If your mortgage amortization period is set at more than 25 years, you have the option to shorten it. This is possible essentially through the renegotiation of the terms of your contract, a privilege that most creditors offer to their customers. This option will therefore allow you to negotiate, in agreement with your bank, a shorter mortgage amortization period against both the payment of a higher monthly payment and the payment of a lump sum to pay off your loan.

A long or short amortization period: which is best?

It can sometimes be difficult to make a decision between a long-term mortgage amortization and a short-term one. However, it's mostly a matter of how much you're willing to pay at the end of each month, and how many months and years you want to spread your mortgage amortization over.

To help you understand this, let's look at the mortgage amortization table below:

 Scenario A  Scenario B Difference
Loan amount$350,000$350,000 -
Amortization period20 years30 years10 years
Annual interest rate3.5%3.5% -
Monthly payment$2,029$1,571 $458
Total interest paid$137,166$215,796$78,630


So which mortgage amortization period should you choose?

The advantages of a short amortization period

It's simple math: the shorter the amortization period of your mortgage, the higher the monthly payment and the less interest you pay. In the chart above, you can see that amortizing the $350,000 mortgage over 20 years would cost $78,630 less in interest charges compared to amortizing it over 30 years.

Short-term amortization is preferred primarily due to:

  • Lower interest;
  • Faster mortgage repayment;
  • The possibility of contributing as little as 5% of the value of the property as an initial contribution.

Which mortgage amortization period should you choose?

The benefits of long-term amortization

The main advantage of spreading a mortgage over a longer period is that it allows for lower monthly repayments, which may be suitable for households with a limited monthly budget or those that are involved in other real estate projects.

Alternatively, experienced investors may decide to spread the loan over a longer period of time and invest the difference in monthly payments - $458 in this case - in more profitable activities when the interest rate differential allows.

Example of how to calculate the amortization of a mortgage

To calculate the mortgage amortization, three essential elements are taken into consideration: the amount of the loan, the term of the loan and the annual interest rate.

You can draw up your own mortgage amortization table for any loan in just a few minutes using an Excel table or one of the calculators available online.

To better understand how to calculate this, let's take a look at the following example with the same data from Scenario A in the previous table:

  • Amount borrowed: $350,000
  • Annual interest rate: 3.5%
  • Mortgage amortization period: 20 years
  • Monthly repayment: $2,029

How to calculate the amortization?

The monthly repayment is calculated according to the following formula:

  1. First, the annual interest rate must be converted into a periodic rate. Since there are 12 monthly repayments in a year, let's divide it as follows: 3.5% ÷ 12 = 0.29%.
  2. Then, you have to multiply the balance due by this rate: $350,000 x 0.29% = $1,015 in interest.
  3. Of your monthly repayment, that's $1,014 in principal you're paying back: $2,029 - $1,015 = $1,014.

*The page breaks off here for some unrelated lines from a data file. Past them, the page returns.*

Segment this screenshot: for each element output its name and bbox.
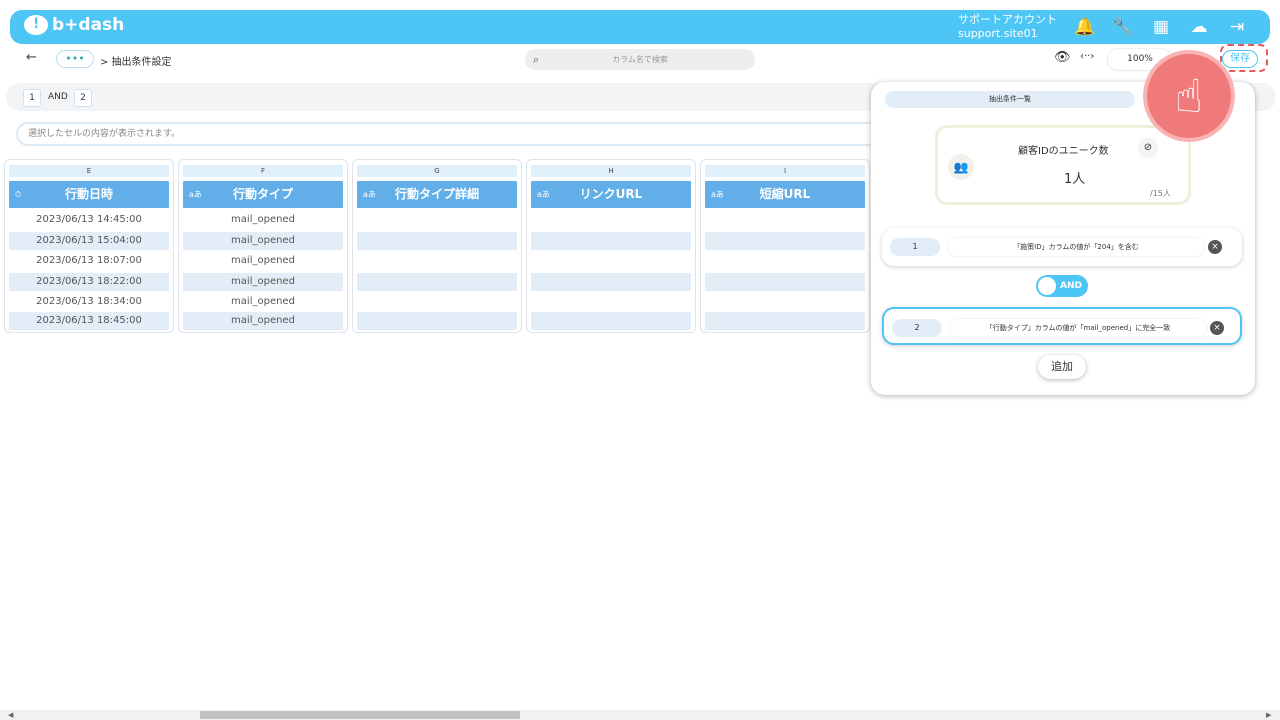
column-h: H aあ リンクURL xyxy=(526,159,696,333)
eye-icon[interactable]: 👁 xyxy=(1054,50,1071,65)
column-header[interactable]: ⏱ 行動日時 xyxy=(9,181,169,208)
tab-condition-list[interactable]: 抽出条件一覧 xyxy=(885,91,1135,108)
table-cell[interactable]: mail_opened xyxy=(183,211,343,229)
people-icon: 👥 xyxy=(948,154,974,180)
condition-operator: AND xyxy=(48,92,68,102)
account-info[interactable]: サポートアカウント support.site01 xyxy=(958,13,1057,41)
table-cell[interactable]: 2023/06/13 18:34:00 xyxy=(9,293,169,311)
account-id: support.site01 xyxy=(958,27,1038,40)
unique-count-total: /15人 xyxy=(1150,189,1171,198)
search-icon: ⌕ xyxy=(533,53,540,66)
wrench-icon[interactable]: 🔧 xyxy=(1110,15,1136,39)
text-type-icon: aあ xyxy=(189,190,202,199)
pin-off-icon[interactable]: ⊘ xyxy=(1138,138,1158,158)
toolbar: ← ••• > 抽出条件設定 ⌕ カラム名で検索 👁 ‹··› 100% 保存 xyxy=(10,46,1270,74)
condition-text[interactable]: 「行動タイプ」カラムの値が「mail_opened」に完全一致 xyxy=(950,319,1206,337)
logo-bubble-icon xyxy=(24,15,48,35)
table-cell[interactable]: 2023/06/13 14:45:00 xyxy=(9,211,169,229)
horizontal-scrollbar[interactable]: ◀ ▶ xyxy=(0,710,1280,720)
remove-condition-icon[interactable]: × xyxy=(1208,240,1222,254)
datetime-type-icon: ⏱ xyxy=(15,190,22,199)
grid-icon[interactable]: ▦ xyxy=(1148,15,1174,39)
bell-icon[interactable]: 🔔 xyxy=(1072,15,1098,39)
column-header[interactable]: aあ 短縮URL xyxy=(705,181,865,208)
pointing-hand-icon: ☝ xyxy=(1143,50,1235,142)
scroll-left-icon[interactable]: ◀ xyxy=(8,710,13,720)
column-header[interactable]: aあ 行動タイプ xyxy=(183,181,343,208)
table-cell[interactable]: mail_opened xyxy=(183,293,343,311)
table-cell[interactable] xyxy=(357,232,517,250)
toggle-knob xyxy=(1038,277,1056,295)
unique-count-card: 👥 顧客IDのユニーク数 ⊘ 1人 /15人 xyxy=(935,125,1191,205)
logo-text: b+dash xyxy=(52,15,125,35)
logout-icon[interactable]: ⇥ xyxy=(1224,15,1250,39)
text-type-icon: aあ xyxy=(363,190,376,199)
scroll-right-icon[interactable]: ▶ xyxy=(1266,710,1271,720)
logo[interactable]: b+dash xyxy=(24,15,124,35)
table-cell[interactable]: 2023/06/13 18:45:00 xyxy=(9,312,169,330)
table-cell[interactable] xyxy=(705,232,865,250)
table-cell[interactable]: mail_opened xyxy=(183,273,343,291)
table-cell[interactable]: mail_opened xyxy=(183,312,343,330)
table-cell[interactable] xyxy=(531,312,691,330)
text-type-icon: aあ xyxy=(711,190,724,199)
condition-item[interactable]: 2 「行動タイプ」カラムの値が「mail_opened」に完全一致 × xyxy=(882,307,1242,345)
column-header-label: 行動日時 xyxy=(64,187,113,201)
condition-number: 2 xyxy=(892,319,942,337)
column-search-input[interactable]: ⌕ カラム名で検索 xyxy=(525,49,755,70)
table-cell[interactable] xyxy=(705,312,865,330)
chat-icon[interactable]: ☁ xyxy=(1186,15,1212,39)
column-letter: E xyxy=(9,165,169,177)
table-cell[interactable] xyxy=(705,273,865,291)
table-cell[interactable] xyxy=(357,312,517,330)
scrollbar-thumb[interactable] xyxy=(200,711,520,719)
unique-count-title: 顧客IDのユニーク数 xyxy=(1018,146,1109,157)
unique-count-value: 1人 xyxy=(1064,172,1086,187)
text-type-icon: aあ xyxy=(537,190,550,199)
table-cell[interactable] xyxy=(531,232,691,250)
and-toggle[interactable]: AND xyxy=(1036,275,1088,297)
table-cell[interactable] xyxy=(357,273,517,291)
table-cell[interactable]: mail_opened xyxy=(183,232,343,250)
column-letter: F xyxy=(183,165,343,177)
top-header: b+dash サポートアカウント support.site01 🔔 🔧 ▦ ☁ … xyxy=(10,10,1270,44)
column-header-label: 行動タイプ詳細 xyxy=(394,187,479,201)
remove-condition-icon[interactable]: × xyxy=(1210,321,1224,335)
table-cell[interactable]: 2023/06/13 18:22:00 xyxy=(9,273,169,291)
condition-chip-1[interactable]: 1 xyxy=(23,89,41,107)
column-header-label: 行動タイプ xyxy=(232,187,293,201)
cell-content-display[interactable]: 選択したセルの内容が表示されます。 xyxy=(16,122,896,146)
add-condition-button[interactable]: 追加 xyxy=(1038,355,1086,379)
column-e: E ⏱ 行動日時 2023/06/13 14:45:00 2023/06/13 1… xyxy=(4,159,174,333)
table-cell[interactable]: 2023/06/13 15:04:00 xyxy=(9,232,169,250)
column-letter: I xyxy=(705,165,865,177)
back-button[interactable]: ← xyxy=(26,50,37,65)
account-name: サポートアカウント xyxy=(958,13,1057,26)
column-g: G aあ 行動タイプ詳細 xyxy=(352,159,522,333)
column-letter: H xyxy=(531,165,691,177)
column-f: F aあ 行動タイプ mail_opened mail_opened mail_o… xyxy=(178,159,348,333)
column-letter: G xyxy=(357,165,517,177)
search-placeholder: カラム名で検索 xyxy=(612,55,668,64)
condition-text[interactable]: 「施策ID」カラムの値が「204」を含む xyxy=(948,238,1204,256)
column-header-label: リンクURL xyxy=(579,187,643,201)
table-cell[interactable]: mail_opened xyxy=(183,252,343,270)
column-header[interactable]: aあ 行動タイプ詳細 xyxy=(357,181,517,208)
column-header-label: 短縮URL xyxy=(759,187,811,201)
column-width-icon[interactable]: ‹··› xyxy=(1080,51,1094,62)
condition-number: 1 xyxy=(890,238,940,256)
save-highlight xyxy=(1220,44,1268,72)
column-i: I aあ 短縮URL xyxy=(700,159,870,333)
column-header[interactable]: aあ リンクURL xyxy=(531,181,691,208)
breadcrumb: > 抽出条件設定 xyxy=(100,57,172,68)
condition-item[interactable]: 1 「施策ID」カラムの値が「204」を含む × xyxy=(882,228,1242,266)
more-menu-button[interactable]: ••• xyxy=(56,50,94,68)
table-cell[interactable] xyxy=(531,273,691,291)
table-cell[interactable]: 2023/06/13 18:07:00 xyxy=(9,252,169,270)
condition-chip-2[interactable]: 2 xyxy=(74,89,92,107)
and-toggle-label: AND xyxy=(1060,281,1082,291)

These last two steps must then be repeated for each monthly instalment, each time subtracting the principal repaid from the remaining loan balance. For example, your second monthly payment would be calculated as follows:

  1. $350,000 - $1,014 = a remaining balance of $348,986
  2. $348,986 x 0.29% = $1,012.06 in interest
  3. $2,029 - $1,012.06 = $1016.94 in principal repaid

And for your third monthly payment:

  1. $348,986 - $1,016.94 = a remaining balance of $347,969.06
  2. $347,969.06 x 0.29% = $1,009.11 in interest
  3. $2,029 - $1,009.11 = $1,019.89 in principal repaid

And so on…

Note: for the purposes of this example, we have rounded up the value of the periodic rate and monthly repayments. It is important, however, to do this calculation using the whole value of each component to achieve a fair and realistic result.